Although our study did not have longitudinal data, so that responsiveness over a time period could not be determined, we have derived information on ceiling and floor effects of both MAUIs. The EQ-5D-3 L showed high ceiling effects with large percentages reported in full health. The influence of ceiling effects was less in the EORTC-8D. This indicates that EORTC-8D could be more responsive in mild health conditions than the EQ-5D-3 L. The higher number of levels in the EORTC-8D, as well as the fact that respondents rate the QLQC-30 instead of directly rating EORTC-8D, could also in part account for this.

There is low correlation between the dimensions of the two MAUIs. This suggests the dimensions of the two MAUIs capture different aspects of health. The EORTC-8D was capable of explaining different aspects of quality of life to EQ-5D-3 L. The dimensions of fatigue, nausea and constipation/diarrhoea of the EORTC-8D did not have any related dimensions with the EQ-5D-3 L, reinforcing this concept.

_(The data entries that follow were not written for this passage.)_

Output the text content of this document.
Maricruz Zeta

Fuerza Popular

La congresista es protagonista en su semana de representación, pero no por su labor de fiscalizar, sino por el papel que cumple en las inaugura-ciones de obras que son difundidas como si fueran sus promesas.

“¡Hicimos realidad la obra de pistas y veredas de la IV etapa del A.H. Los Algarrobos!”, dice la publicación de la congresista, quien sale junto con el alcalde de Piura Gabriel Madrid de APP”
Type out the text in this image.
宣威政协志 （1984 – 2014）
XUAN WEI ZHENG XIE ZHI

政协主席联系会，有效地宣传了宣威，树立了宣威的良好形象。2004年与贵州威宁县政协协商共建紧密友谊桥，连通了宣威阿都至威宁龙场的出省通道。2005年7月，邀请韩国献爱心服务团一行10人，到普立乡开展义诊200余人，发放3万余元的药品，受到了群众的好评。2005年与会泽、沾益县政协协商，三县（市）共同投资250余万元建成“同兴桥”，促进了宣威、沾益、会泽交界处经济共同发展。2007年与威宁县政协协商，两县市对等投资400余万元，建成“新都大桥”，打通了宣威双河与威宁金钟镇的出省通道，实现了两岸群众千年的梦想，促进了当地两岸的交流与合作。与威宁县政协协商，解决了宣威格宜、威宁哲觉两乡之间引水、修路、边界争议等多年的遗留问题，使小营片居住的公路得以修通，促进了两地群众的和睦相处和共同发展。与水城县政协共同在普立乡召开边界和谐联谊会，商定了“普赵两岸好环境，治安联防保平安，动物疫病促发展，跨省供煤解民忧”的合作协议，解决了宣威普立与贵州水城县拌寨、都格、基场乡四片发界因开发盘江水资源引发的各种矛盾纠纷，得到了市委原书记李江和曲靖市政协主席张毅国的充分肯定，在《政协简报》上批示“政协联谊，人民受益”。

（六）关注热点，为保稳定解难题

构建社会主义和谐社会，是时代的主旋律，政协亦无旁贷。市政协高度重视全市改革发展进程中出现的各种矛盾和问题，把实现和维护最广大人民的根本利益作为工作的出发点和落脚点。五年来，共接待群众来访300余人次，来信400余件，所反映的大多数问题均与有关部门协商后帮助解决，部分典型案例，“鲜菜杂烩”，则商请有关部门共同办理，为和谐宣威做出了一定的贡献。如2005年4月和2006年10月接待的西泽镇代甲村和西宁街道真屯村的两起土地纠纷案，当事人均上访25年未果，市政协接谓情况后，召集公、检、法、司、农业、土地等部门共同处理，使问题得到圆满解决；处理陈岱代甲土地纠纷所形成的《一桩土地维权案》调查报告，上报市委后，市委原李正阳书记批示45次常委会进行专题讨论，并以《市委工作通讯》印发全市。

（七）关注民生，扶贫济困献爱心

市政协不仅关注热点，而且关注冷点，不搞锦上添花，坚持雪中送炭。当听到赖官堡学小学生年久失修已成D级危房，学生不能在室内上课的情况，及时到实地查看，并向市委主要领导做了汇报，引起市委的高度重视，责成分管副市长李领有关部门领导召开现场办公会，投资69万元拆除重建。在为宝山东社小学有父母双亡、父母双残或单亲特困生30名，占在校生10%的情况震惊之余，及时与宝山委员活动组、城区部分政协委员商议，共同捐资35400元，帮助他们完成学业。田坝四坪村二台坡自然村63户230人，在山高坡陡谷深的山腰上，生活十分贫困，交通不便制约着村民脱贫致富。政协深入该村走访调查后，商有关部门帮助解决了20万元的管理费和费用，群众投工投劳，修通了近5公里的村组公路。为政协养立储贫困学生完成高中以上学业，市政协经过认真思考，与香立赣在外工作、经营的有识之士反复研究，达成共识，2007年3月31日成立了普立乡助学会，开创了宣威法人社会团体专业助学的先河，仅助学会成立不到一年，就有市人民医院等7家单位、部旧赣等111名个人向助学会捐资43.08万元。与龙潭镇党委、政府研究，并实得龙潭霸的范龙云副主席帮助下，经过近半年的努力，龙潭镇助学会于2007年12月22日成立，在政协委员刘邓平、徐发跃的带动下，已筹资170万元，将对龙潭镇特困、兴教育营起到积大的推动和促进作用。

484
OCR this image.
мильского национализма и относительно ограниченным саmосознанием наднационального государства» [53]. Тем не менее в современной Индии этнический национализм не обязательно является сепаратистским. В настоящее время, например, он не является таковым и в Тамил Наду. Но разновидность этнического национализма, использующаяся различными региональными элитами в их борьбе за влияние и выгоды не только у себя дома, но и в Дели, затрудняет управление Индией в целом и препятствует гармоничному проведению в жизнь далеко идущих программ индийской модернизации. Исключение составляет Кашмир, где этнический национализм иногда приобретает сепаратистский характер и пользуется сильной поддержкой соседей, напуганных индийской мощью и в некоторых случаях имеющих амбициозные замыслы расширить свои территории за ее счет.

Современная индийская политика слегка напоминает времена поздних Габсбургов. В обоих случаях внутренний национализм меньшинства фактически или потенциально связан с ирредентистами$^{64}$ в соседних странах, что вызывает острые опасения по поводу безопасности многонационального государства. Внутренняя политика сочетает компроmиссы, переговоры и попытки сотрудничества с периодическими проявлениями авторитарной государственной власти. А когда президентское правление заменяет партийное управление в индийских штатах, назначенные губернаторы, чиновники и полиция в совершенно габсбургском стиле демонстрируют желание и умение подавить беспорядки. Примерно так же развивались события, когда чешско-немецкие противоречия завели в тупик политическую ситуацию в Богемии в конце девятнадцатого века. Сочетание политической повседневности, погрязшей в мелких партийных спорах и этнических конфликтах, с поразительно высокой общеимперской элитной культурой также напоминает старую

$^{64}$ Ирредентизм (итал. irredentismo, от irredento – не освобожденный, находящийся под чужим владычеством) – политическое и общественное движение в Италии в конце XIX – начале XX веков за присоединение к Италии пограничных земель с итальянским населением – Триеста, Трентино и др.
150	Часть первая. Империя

Our results are contrary to the current belief that disease specific instruments are more sensitive than generic MAUIs. However, inherent limitations in the development of the disease specific MAUI considered in this analysis could be a factor. The EORTC-8D was developed using QLQC30 data of only one cancer condition. It was not validated in other types of cancer. Further research revisiting the psychometric analysis which produced the original EORTC-8D classification system is recommended.

Limitations

The cross-sectional nature of our data prevented examination of responsiveness of the utility values over time. We did not consider the time spent in a given health state. There is a possibility that remaining in a particular health state for a long time allows patients to adapt, and thus deliver higher utility scores. In the absence of longitudinal data, standardised response mean, the best method to measure responsiveness could not be calculated. Instead we used the floor and ceiling effects which can only indirectly imply potentially limited responsiveness. Additionally, as the EQ-5D-3 L was always applied ahead of the QLQC30 there is a potential ordering bias in our data. Ideally, half of the patients randomly selected should have received one questionnaire first and the other half the next questionnaire first.

Conclusion

This is one of a few studies comparing a disease specific preference-based instrument with a generic instrument. Moreover, this is the first study to use OPMD and oral cancer, these being a major public health problem in the whole of South Asia. The EQ-5D-3 L and the EORTC-8D utility values were significantly different from each other. Whilst both preference-based measurements were able to discriminate between the severity stages of OPMD and oral cancer, the EQ-5D-3 L utility values were always lower than the EORTC-8D values for given cancer health states. Our findings suggest that whilst the disease specific EORTC-8D may be superior for valuing mild oral health states, the generic EQ-5D-3 L may be superior for valuing severe oral health states. Whilst the ceiling effect of the EQ-5D-3 L is well recognised, the suggestion that a generic instrument has superior discrimination to a disease specific instrument challenges conventional wisdom, and should be explored further. The observed differences could result in quite different outcomes when determining whether or not a health intervention was cost effective, and this could have important implications for policy decisions.